Uwagę z pewnością przyciąga stojący koło niewielkiej kanapy regał, po brzegi zapełniony książkami. Wszystkie naukowe, wszelakiej maści, można też się doszukać starych szkolnych podręczników. Dużo biologii? Oj, to nie wszystko, reszta jest w sypialni. Tam stoi drugi regał, jeszcze bardziej zapchany i tym razem wszystko dotyczy nauk przyrodniczych. Botanika, zoologia, anatomia, genetyka, biochemia, biomagia, biofizyka – znajduje się tu cały sylabus studiów biologicznych.
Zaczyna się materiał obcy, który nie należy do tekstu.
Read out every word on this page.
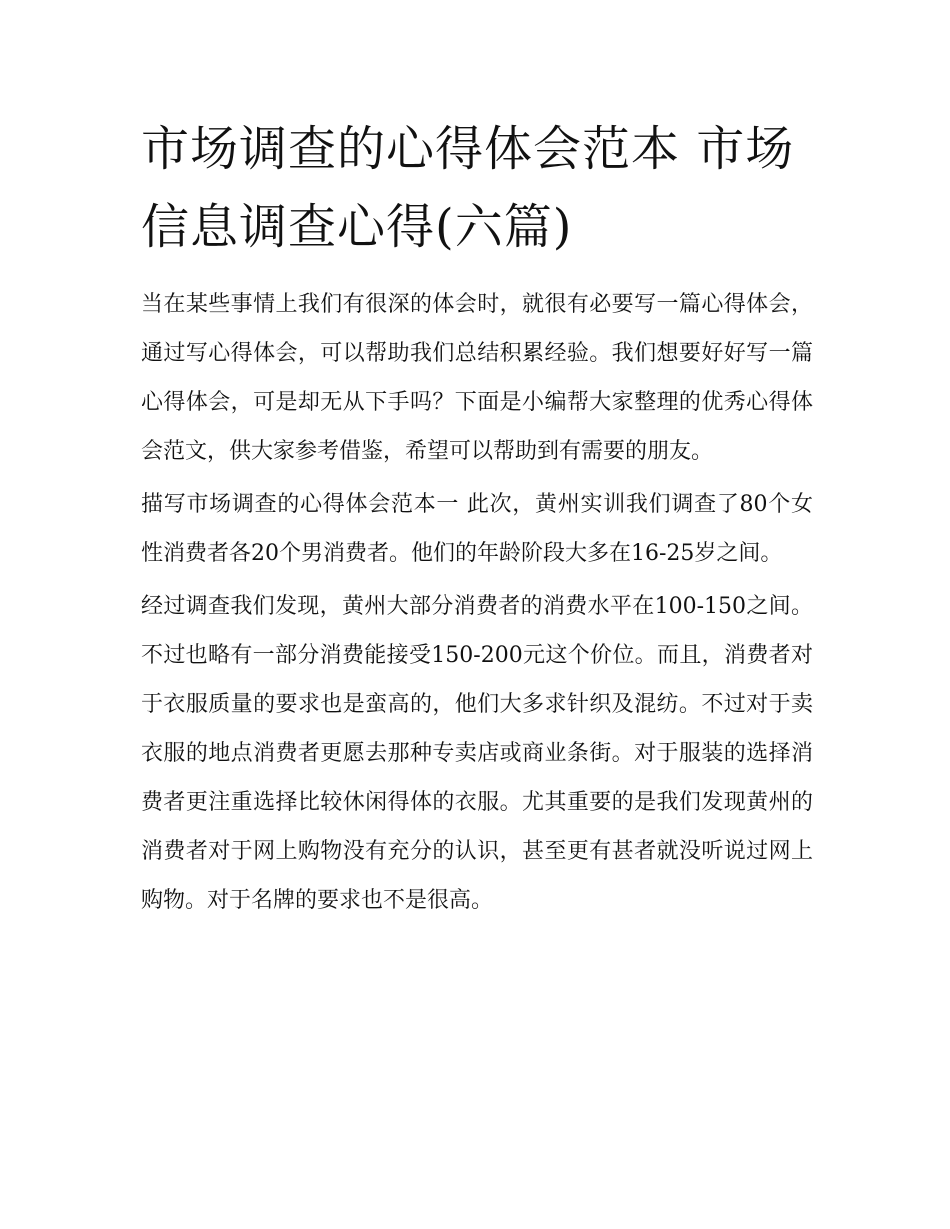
市场调查的心得体会范本 市场信息调查心得(六篇)

当在某些事情上我们有很深的体会时，就很有必要写一篇心得体会，通过写心得体会，可以帮助我们总结积累经验。我们想要好好写一篇心得体会，可是却无从下手吗？下面是小编帮大家整理的优秀心得体会范文，供大家参考借鉴，希望可以帮助到有需要的朋友。

描写市场调查的心得体会范本一 此次，黄州实训我们调查了80个女性消费者各20个男消费者。他们的年龄阶段大多在16-25岁之间。

经过调查我们发现，黄州大部分消费者的消费水平在100-150之间。不过也略有一部分消费能接受150-200元这个价位。而且，消费者对于衣服质量的要求也是蛮高的，他们大多求针织及混纺。不过对于卖衣服的地点消费者更愿去那种专卖店或商业条街。对于服装的选择消费者更注重选择比较休闲得体的衣服。尤其重要的是我们发现黄州的消费者对于网上购物没有充分的认识，甚至更有甚者就没听说过网上购物。对于名牌的要求也不是很高。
Nie zabraknie też grubych zeszytów z autorskimi notatkami; te akurat mają własną półkę.
W mieszkaniu jest mało roślin (nie licząc alegatów zielnikowych). Jedna mała na parapecie w sypialni, jedna większa koło wyjścia na balkon w dużym pokoju i cebula na lodówce. Żadnego zwierzaka w zasięgu wzroku poza muchą, która okazjonalnie wpadnie przez uchylone okno oraz kosarzem chowającym się za szafką w łazience. Jak na mieszkanie biologa, nie licząc książek i zielnika, mało tu biologii. Nawet pościel nie ma roślinnego wzoru, tylko jest zwykła, szara. Szarość, typowe drewno sosny, trochę białych i czarnych detali...
Czemu w tym mieszkaniu tak... depresyjnie?